Naomi is not only an incredible teacher (I’ve been on her River Cottage Advanced Gluten Free Cooking course) but she is also the author or River Cottage Gluten Free, a fabulous book with the most delicious recipes.
In addition she just so happens to be a nutritionist and a dab hand at fermenting. All in all she is one incredibly inspiring person to learn from.
When I was offered the opportunity to attend her seasonal nutrition course I jumped at it; not only do I love River Cottage in all its rural glory, but I love to learn, and I knew that I would learn a lot from Naomi.
I wasn’t disappointed…
The day started well. Incredibly well in fact.
Whilst waiting for the tractor to take us down to the River Cottage HQ (yes, you have to ride a trailer to take you from the car park to the cookery school) Hugh appeared and wished us all a great day! I was too embarrassed to ask for a photo so you’ll just have to believe me…
We got started on the cooking straight away, after a little platter of fresh tomatoes, goats cheese and herbs from the River Cottage garden.

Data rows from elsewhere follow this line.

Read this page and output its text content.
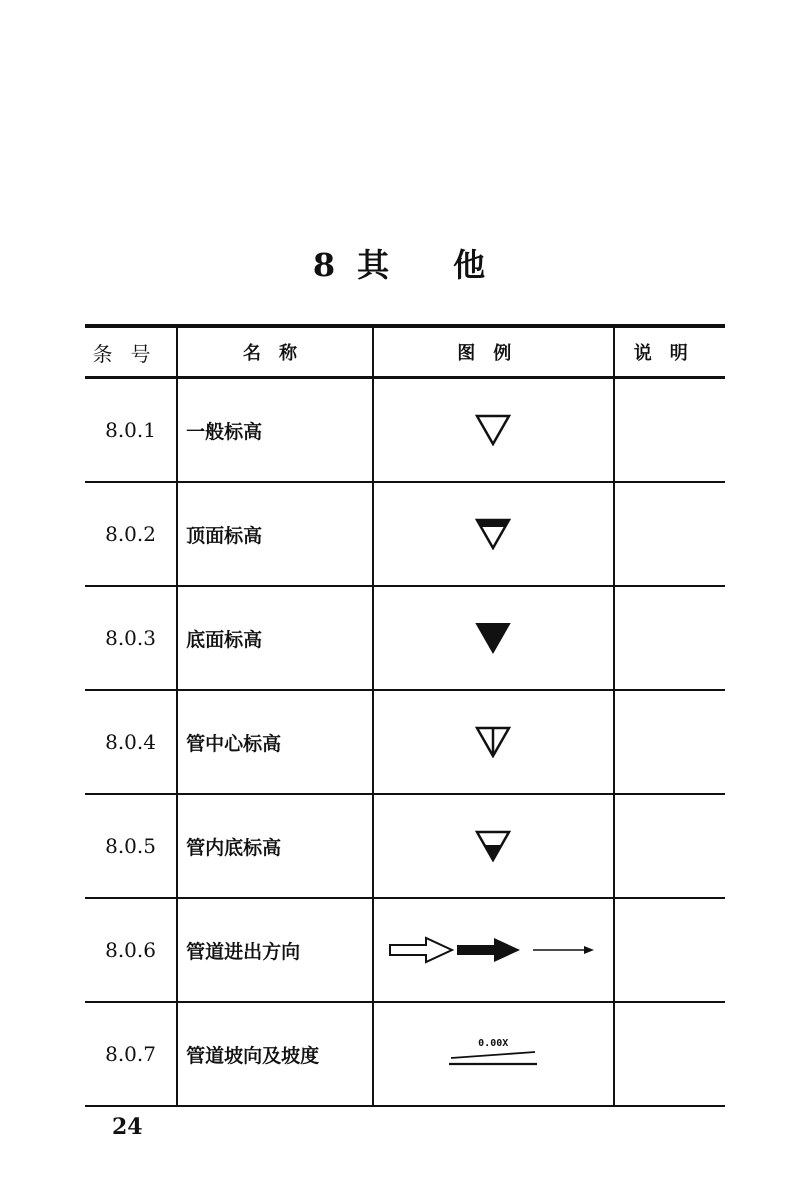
8 其 他
条号	名称	图例	说明
8.0.1	一般标高	

8.0.2	顶面标高	

8.0.3	底面标高	

8.0.4	管中心标高	

8.0.5	管内底标高	

8.0.6	管道进出方向	

8.0.7	管道坡向及坡度	0.00X	

24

On the menu was kimchi (a korean fermented dish much like sauerkraut but much more delicious), shakshuka (a delicious Israeli tomato sauce with eggs), teff pancakes, cheesecake made with labneh (thick strained yoghurt) and a quinoa salad with home-made dukkah.
Along the way, Naomi talked to us about good and bad fats, the issue with sugar and sugar alternatives, why you should soak most grains before cooking them and the benefits of ‘good’ bacteria in our gut (and which foods to eat to assist their growth).
I learnt that toasting buckwheat flour removes the saponins (the soap-like substance that is found on the outer surface of buckwheat and other non gluten containing grains like quinoa) and the bitter taste that it can sometimes have; I learnt that ground flax seeds aid digestion whereas when they are left whole they just pass straight through us with no benefits as the nutrients are not absorbed; I learnt that nigella and cumin seeds were calming to the gut and that slow roasting high FODMAP foods transforms the carbohydrates to sugar making them easier to digest.
In addition to all of that learning, I had a wonderful day of cooking and a chance to explore the gardens.
Naomi patiently showed us how to create each dish and then set us off in pairs to have a go ourselves. She also adapted recipes for those of us with more restricted diets and in her usual calm way took in her stride every problem that arose.
All the food we cooked on the course was gluten-free (Naomi has coeliac disease) and showed how many options there are open to those of us who avoid gluten. You certainly wouldn’t need to be gluten-free to enjoy the course. Too many people in the West rely heavily on wheat, and learning about alternative grains is something that I think everyone would benefit from.
All in all I can’t recommend the course enough. It was a tiring, but relaxing day of cooking and I learnt a lot about how to eat more healthily.
I was offered to attend this course for free but this did not affect my review. I only ever post my honest opinion and all words are my own.